Copper objects first circulated in Britain and Ireland around 2500 BC, thus beginning a short-lived Chalcolithic that ended with the rapid adoption of tin-bronze metallurgy after 2100 BC. Both islands have numerous sources of copper; however, these orebodies are not evenly distributed, nor were they all accessible to the prehistoric miner. This is part of the explanation why certain regions developed a strong tradition of copper mining that lasted well into the Bronze Age. Ireland has long been regarded as a significant producer of metal in the Bronze Age. This reflects the large quantities of Bronze Age metalwork found in a part of Europe with abundant sources of copper. The south-west region of Cork and Kerry was the main centre for early copper production. This began with mining at Ross Island in Killarney, where Beaker culture groups produced arsenical copper during the Chalcolithic and Early Bronze Age (c.2400–1900 BC). Farther south, there are seven copper mines now dated to the Early to Middle Bronze Age (c.1800–1400 BC) in the peninsulas of west Cork.

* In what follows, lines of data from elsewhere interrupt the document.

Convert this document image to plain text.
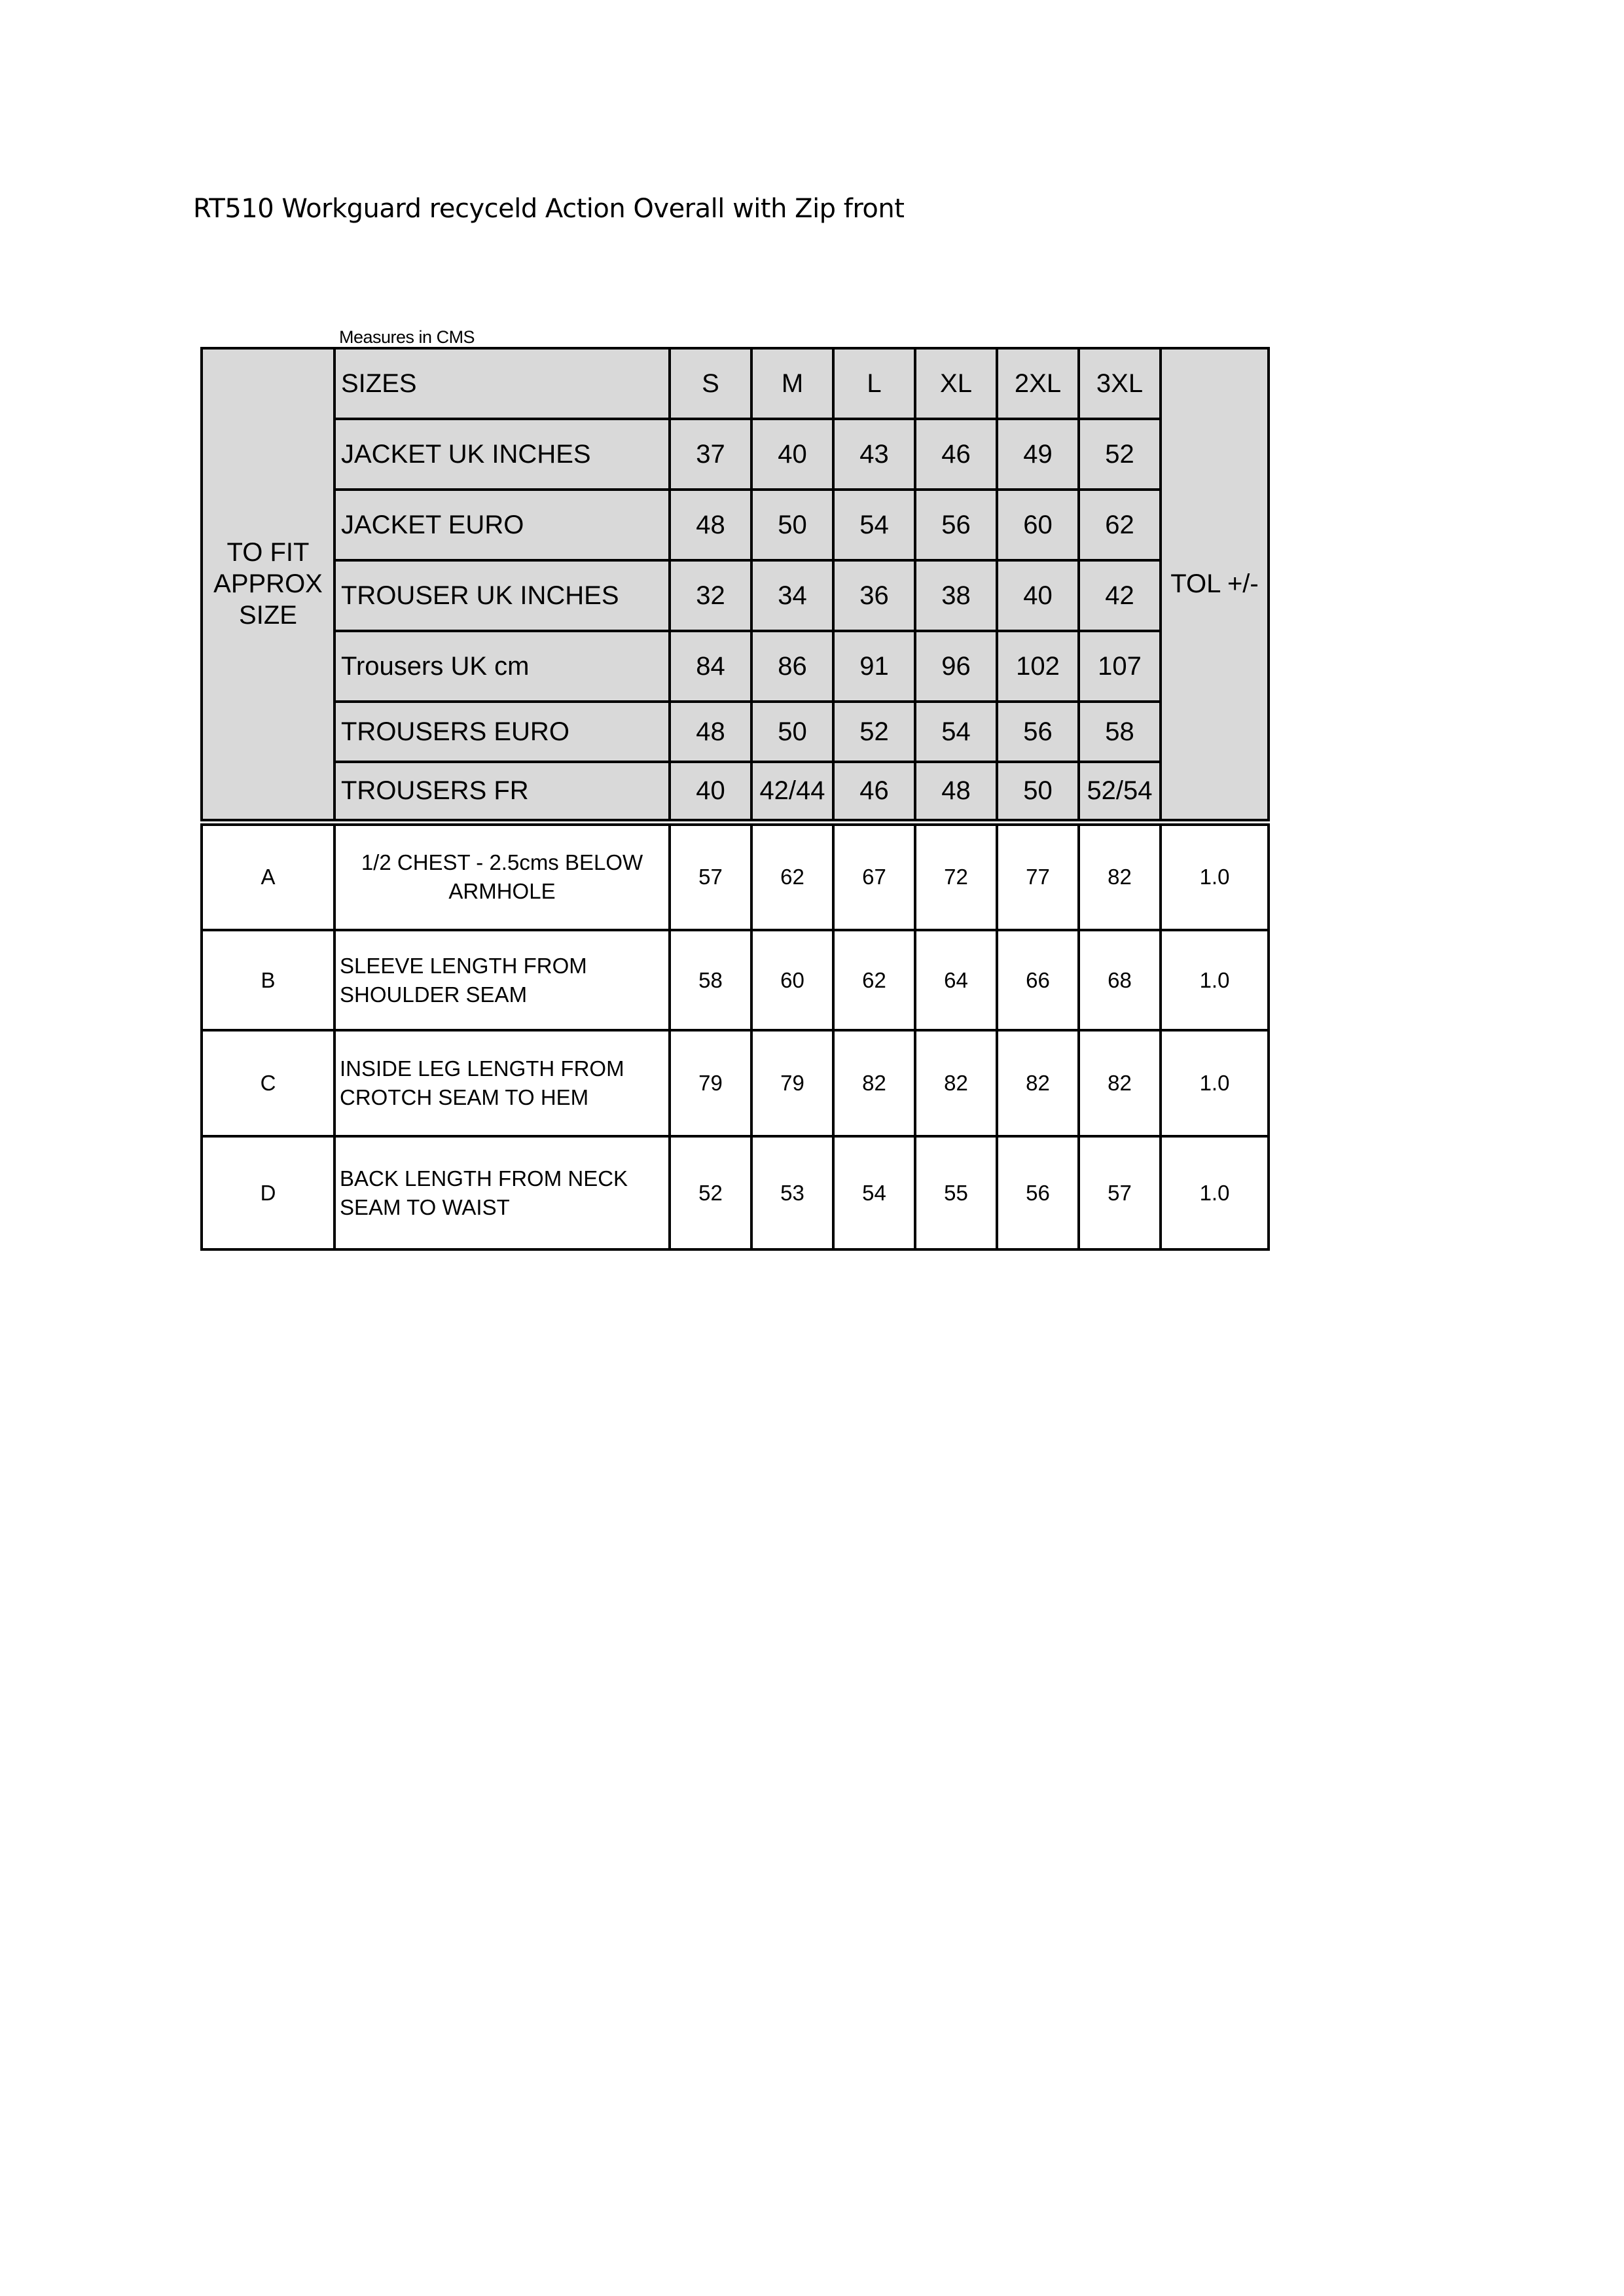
RT510 Workguard recyceld Action Overall with Zip front
Measures in CMS
TO FIT APPROX SIZE	SIZES	S	M	L	XL	2XL	3XL	TOL +/-
	JACKET UK INCHES	37	40	43	46	49	52	
	JACKET EURO	48	50	54	56	60	62	
	TROUSER UK INCHES	32	34	36	38	40	42	
	Trousers UK cm	84	86	91	96	102	107	
	TROUSERS EURO	48	50	52	54	56	58	
	TROUSERS FR	40	42/44	46	48	50	52/54	
A	1/2 CHEST - 2.5cms BELOW ARMHOLE	57	62	67	72	77	82	1.0
B	SLEEVE LENGTH FROM SHOULDER SEAM	58	60	62	64	66	68	1.0
C	INSIDE LEG LENGTH FROM CROTCH SEAM TO HEM	79	79	82	82	82	82	1.0
D	BACK LENGTH FROM NECK SEAM TO WAIST	52	53	54	55	56	57	1.0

These are known as Mount Gabriel-type mines, the name coming from the single largest concentration of such workings located on the eastern slopes of this mountain in the Mizen Peninsula (O’Brien 1994, 2003). The recent discovery of trench workings at Derrycarhoon continues the story of Bronze Age copper mining in that area to 1300–1100 BC, after which this activity seems to have ceased (O’Brien 2013). The study of these mines began during the late eighteenth/ early nineteenth centuries, when mineral prospecting led to the discovery of primitive workings at several locations in south-west Ireland. Described as ‘Dane’s Workings’ in the antiquarian literature, these mines were associated with the use of firesetting and stone hammers (see quotations from Griffith 1828 and Thomas 1850 (in O’Brien 2003) in Chapter 1). The first systematic research began in the 1930s with the discovery of the Mount Gabriel group by the geologist, Tom Duffy. These were subsequently mapped by another geologist, John Jackson, who brought these mines to wider attention when he obtained a Bronze Age date for charcoal taken from mine spoil on the mountain (Jackson 1968).